Scientists have stumbled upon some seemingly effective drug combinations for treatment of malaria over the last one year. Now, researchers from Rigshospitalet Copenhagen University Hospital and the University of Copenhagen appear to have uncovered the reason behind malaria parasites tricking their way to the placenta of expectant mothers by hiding from their immune defenses. The knowledge will pave way to better comprehension of this lethal disease and help in efforts to develop a vaccine for the same.
The malaria parasite apparently hides in the red blood cells. As the spleen seems to filter out the impaired blood cells, the immune system is left undisturbed. In order to function without having to face this filter, the parasite releases a protein link that gets attached to the inner boundary of the blood vessel. Although, the immune system is sometimes successful in destroying one of those links, the parasite appears to have more than 60 in its armory. One of them seems to particularly target the placenta, and this leads to an ongoing battle between the parasite and the immune system. Slowly the parasite spreads its effect on more and more red blood cells which usually supply the oxygen and nutrients to all body parts.

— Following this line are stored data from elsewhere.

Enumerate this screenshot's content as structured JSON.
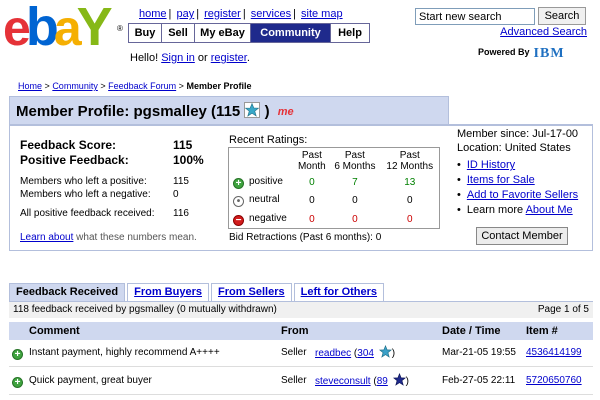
{
  "logo": {
    "e": "e",
    "b": "b",
    "a": "a",
    "y": "Y",
    "reg": "®"
  },
  "toplinks": [
    "home",
    "pay",
    "register",
    "services",
    "site map"
  ],
  "nav": {
    "tabs": [
      "Buy",
      "Sell",
      "My eBay",
      "Community",
      "Help"
    ],
    "active": "Community"
  },
  "hello": {
    "prefix": "Hello!",
    "sign_in": "Sign in",
    "or": "or",
    "register": "register",
    "suffix": "."
  },
  "search": {
    "value": "Start new search",
    "button": "Search",
    "advanced": "Advanced Search"
  },
  "powered_by": {
    "label": "Powered By",
    "brand": "IBM"
  },
  "breadcrumb": {
    "items": [
      "Home",
      "Community",
      "Feedback Forum"
    ],
    "current": "Member Profile",
    "sep": ">"
  },
  "profile": {
    "title_prefix": "Member Profile: pgsmalley (115",
    "title_suffix": ")",
    "me_badge": "me",
    "feedback_score_label": "Feedback Score:",
    "feedback_score": "115",
    "positive_label": "Positive Feedback:",
    "positive_value": "100%",
    "members_positive_label": "Members who left a positive:",
    "members_positive": "115",
    "members_negative_label": "Members who left a negative:",
    "members_negative": "0",
    "all_positive_label": "All positive feedback received:",
    "all_positive": "116",
    "learn_link": "Learn about",
    "learn_rest": "what these numbers mean."
  },
  "ratings": {
    "label": "Recent Ratings:",
    "columns": [
      [
        "Past",
        "Month"
      ],
      [
        "Past",
        "6 Months"
      ],
      [
        "Past",
        "12 Months"
      ]
    ],
    "rows": [
      {
        "label": "positive",
        "kind": "pos",
        "values": [
          "0",
          "7",
          "13"
        ]
      },
      {
        "label": "neutral",
        "kind": "neu",
        "values": [
          "0",
          "0",
          "0"
        ]
      },
      {
        "label": "negative",
        "kind": "neg",
        "values": [
          "0",
          "0",
          "0"
        ]
      }
    ],
    "retractions": "Bid Retractions (Past 6 months): 0"
  },
  "member": {
    "since": "Member since: Jul-17-00",
    "location": "Location: United States",
    "links": [
      "ID History",
      "Items for Sale",
      "Add to Favorite Sellers"
    ],
    "learn_more_prefix": "Learn more",
    "learn_more_link": "About Me",
    "contact_button": "Contact Member"
  },
  "feedback": {
    "tabs": [
      "Feedback Received",
      "From Buyers",
      "From Sellers",
      "Left for Others"
    ],
    "active_tab": "Feedback Received",
    "summary": "118 feedback received by pgsmalley (0 mutually withdrawn)",
    "page": "Page 1 of 5",
    "columns": {
      "comment": "Comment",
      "from": "From",
      "date": "Date / Time",
      "item": "Item #"
    },
    "rows": [
      {
        "comment": "Instant payment, highly recommend A++++",
        "role": "Seller",
        "user": "readbec",
        "score": "304",
        "star_color": "#3399cc",
        "date": "Mar-21-05 19:55",
        "item": "4536414199"
      },
      {
        "comment": "Quick payment, great buyer",
        "role": "Seller",
        "user": "steveconsult",
        "score": "89",
        "star_color": "#1f2a8c",
        "date": "Feb-27-05 22:11",
        "item": "5720650760"
      }
    ]
  },
  "colors": {
    "accent_blue": "#1f2a8c",
    "header_bg": "#cfd8ef",
    "link": "#0000cc",
    "positive": "#008000",
    "negative": "#cc0000"
  }
}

“We have found one likely explanation for the length of time it takes for the expectant mother’s immune defenses to discover the infection in the placenta. The parasites are able to assume a camouflage that prevents their recognition by the immune system antibodies which would otherwise combat them. So although the immune system has all the weapons it needs to fight the infection of the placenta, these weapons are ineffectual simply because the enemy is hard to spot. Ironically the camouflage also consists of antibodies, but of a type that does not help to fight infection,” cited Lea Barfod, MSc, who is working with Professor Lars Hviid at the Centre for Medical Parasitology, University of Copenhagen.
According to Lars, as the infection advances, parasites presumably play a game of hide and seek with the antibodies. The parasite probably takes shelter in the placenta. When an African woman becomes pregnant, her placenta appears to become a storehouse of the parasite so that it slyly is not witnessed by the immune mechanism. The body’s defense system supposedly takes some time to respond to the new invader, and that time seems to be just enough for the hidden parasite to deteriorate the woman and the child in her womb. The investigators are planning to further gauge if the parasite shows its camouflage at the other levels of attack. Scientists believe that parasites at other parts of the body may have the ability to hide this way too.
The research is published in the Proceedings of the National Academy of Sciences of the United States of America.